With that in mind, Marco Estrada has shown a real ability to beat his peripheral numbers over his career and this year can be attributed to piss-poor luck. So why is Marco Estrada still a Blue Jay?
The media narrative has been Estrada’s 5.43 ERA is the reason he wasn’t attracting interest, but I’d like to assume that rival executives are smarter than that.
Estrada’s velocity across the board has been the same. He’s actually ticked up a little bit, but I doubt that’s statistically significant. He’s striking out and walking batters at around the same clip as last year. His contact rates are close enough to last year to call it a wash.
So after consecutive years of a sub-3.50 ERA, why does Marco Estrada have a 2017 ERA of 5.43?
The Luck Stats (oversimplification)
Estrada’s left-on-base percentage is five percentage points less than last year, and ten less than the previous year. Generally LOB% points to bad luck in sequencing and not any tangible change in skill. The same is true regarding Estrada’s HR/FB rate: After 8.7% in 2015 and 9.9% in 2016, Estrada has posted a 12.1% rate this year. Finally, and most noticeably, Marco Estrada’s BABIP this year is 0.323 after 0.216 and 0.234 in the previous two years. That is a lot of balls falling in for hits, given two things: Estrada’s lifetime BABIP is 0.263 and 2017’s Hard-Hit% is 29.9% or a full point lower than last year!
The Blue Jays’ front office shouldn’t have had too much difficulty convincing any team that Marco Estrada is the same pitcher that he’s always been, and just because he’s had some bad luck so far doesn’t mean that string of bad luck will continue.
So, again, why is Marco Estrada still a Blue Jay? If Jaime Garcia and Erasmo Ramirez are tradeable, so is Marco Estrada.
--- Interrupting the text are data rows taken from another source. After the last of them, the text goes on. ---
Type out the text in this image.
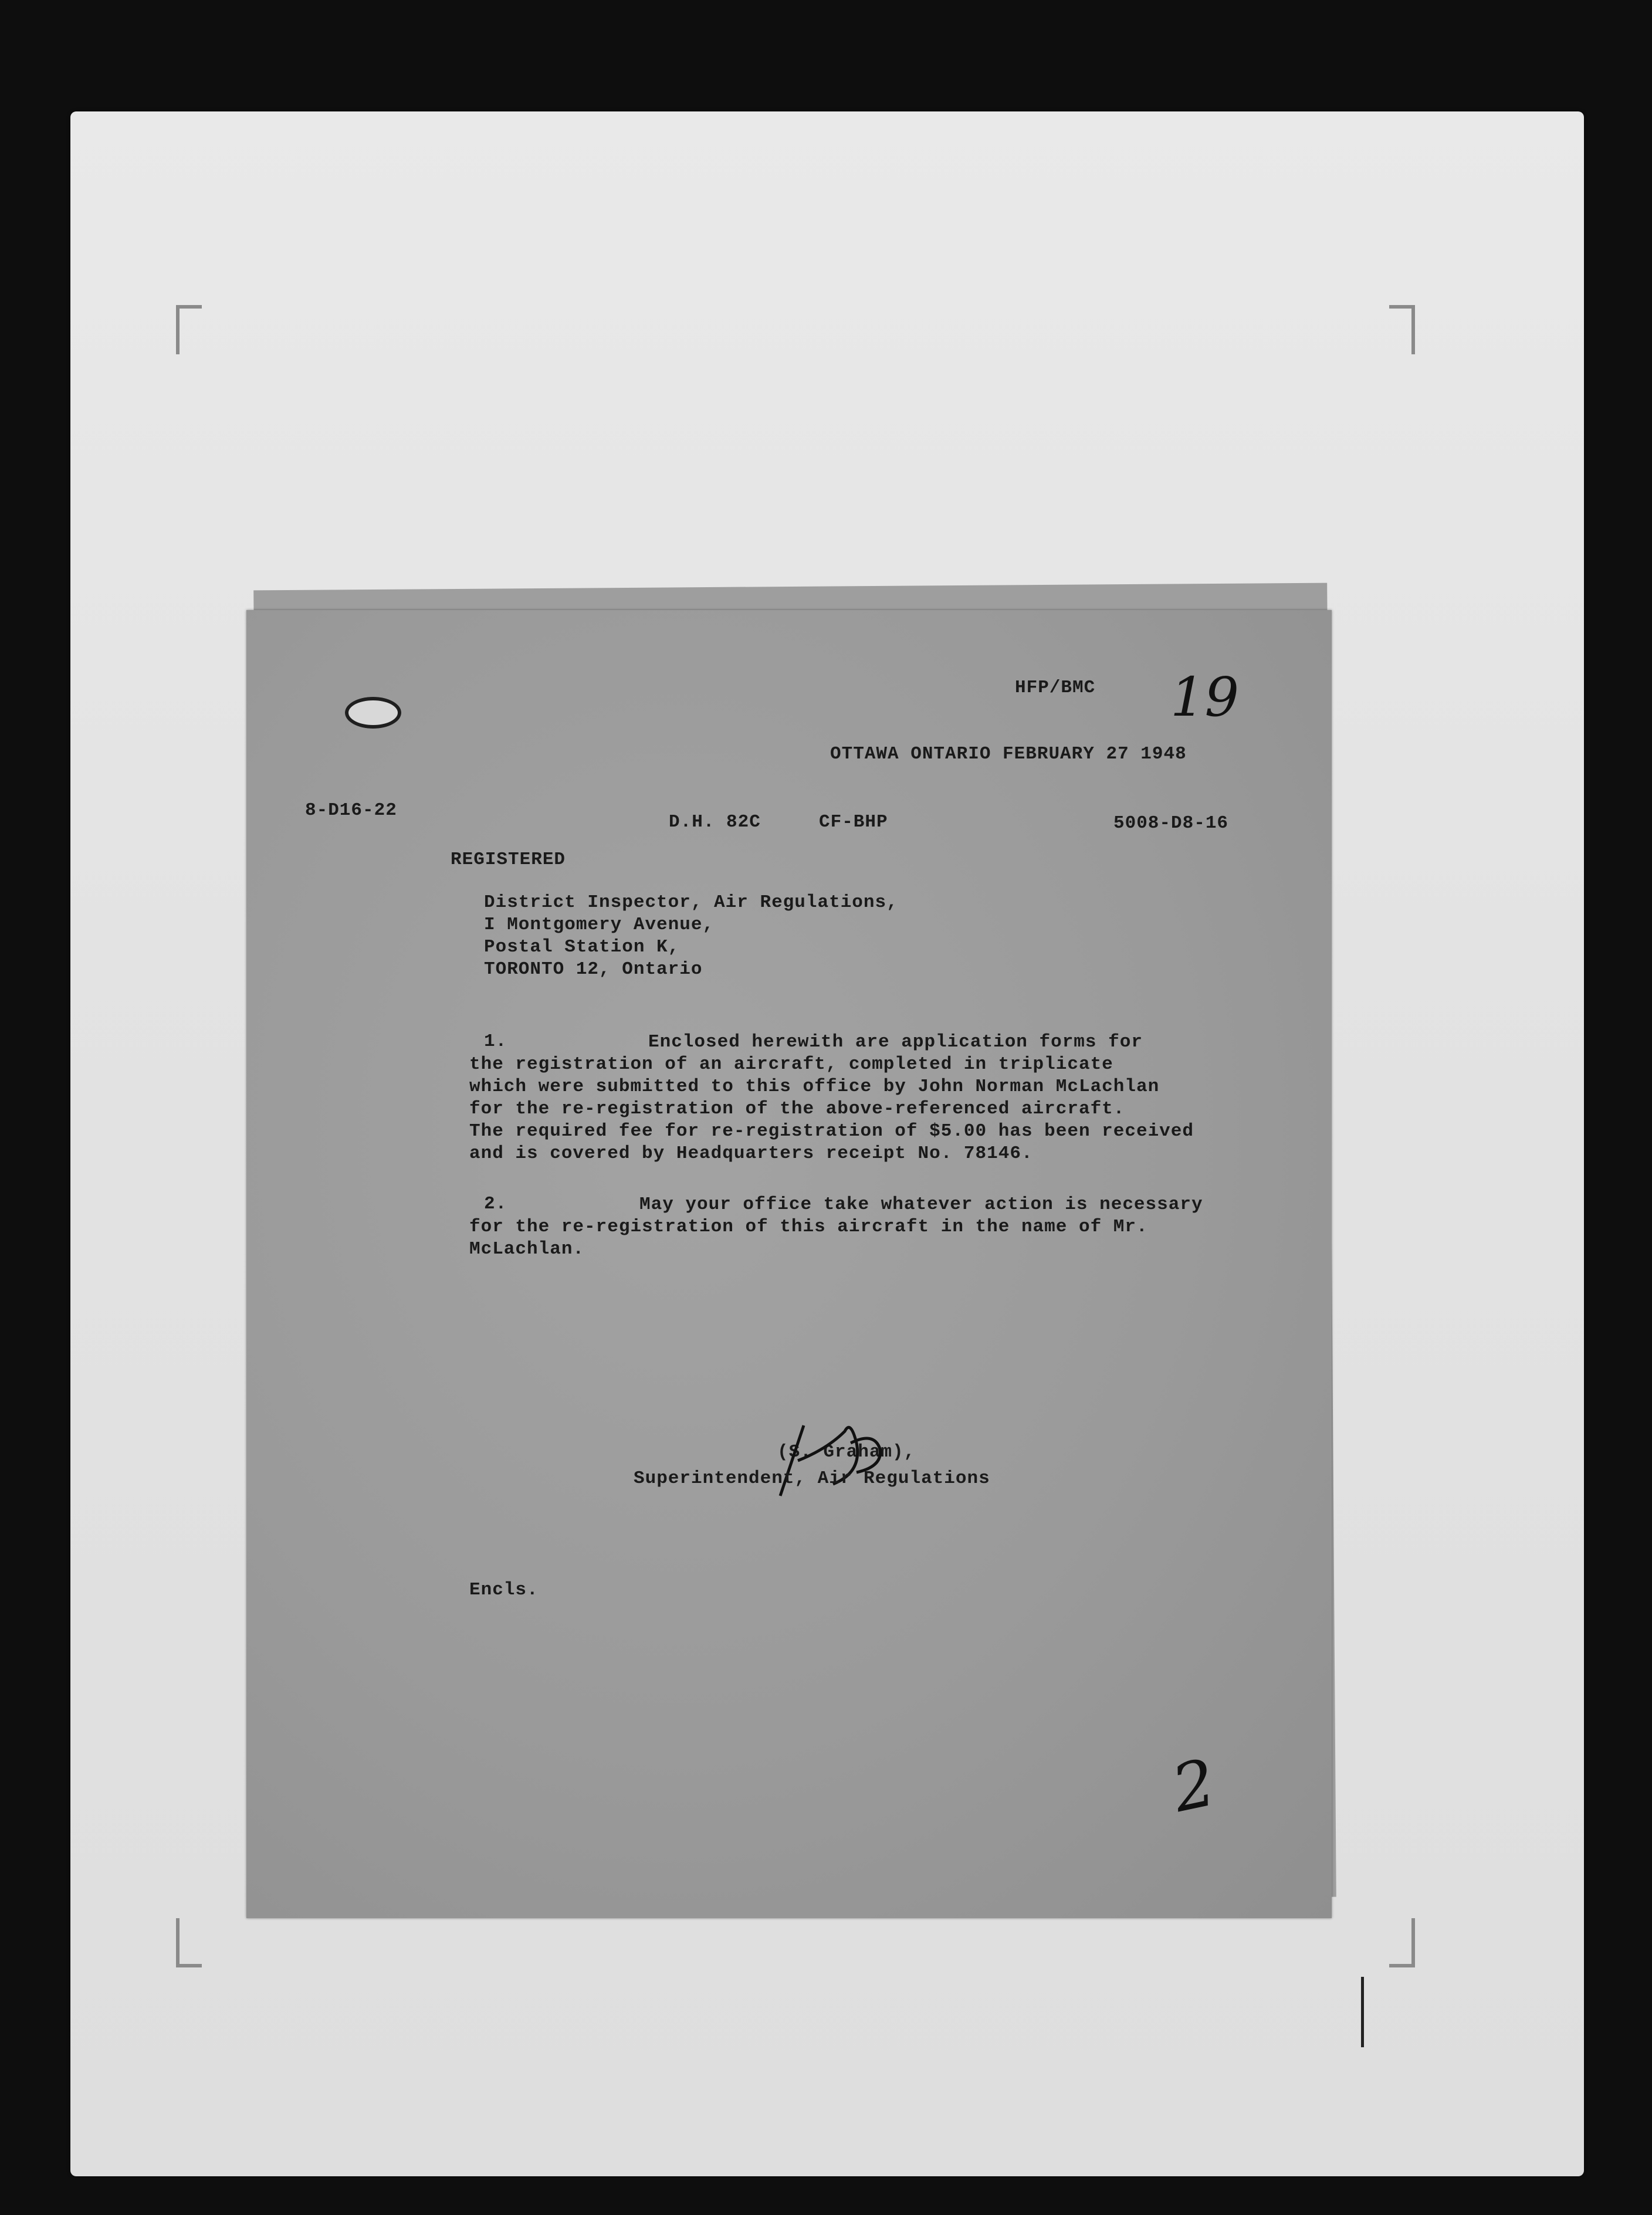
HFP/BMC 19
OTTAWA ONTARIO FEBRUARY 27 1948
8-D16-22
D.H. 82C	CF-BHP	5008-D8-16
REGISTERED
District Inspector, Air Regulations,
I Montgomery Avenue,
Postal Station K,
TORONTO 12, Ontario
1.	Enclosed herewith are application forms for
the registration of an aircraft, completed in triplicate
which were submitted to this office by John Norman McLachlan
for the re-registration of the above-referenced aircraft.
The required fee for re-registration of $5.00 has been received
and is covered by Headquarters receipt No. 78146.
2.	May your office take whatever action is necessary
for the re-registration of this aircraft in the name of Mr.
McLachlan.
(S. Graham),
Superintendent, Air Regulations
Encls.
2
Tampa Bay acquiring some Brent Honeywell/Blake Snell insurance would’ve made perfect sense. Seattle acquiring Estrada would’ve made equal sense. Even a team like the Cardinals could’ve taken a risk and acquired Estrada.
The only plausible reason why Marco Estrada is still a Blue Jay is because he’s coming back to Toronto next year. If this year’s trade market is any indication of Estrada’s value, there’s a very good chance that the Jays will get a 2 to 3 win player on the cheap.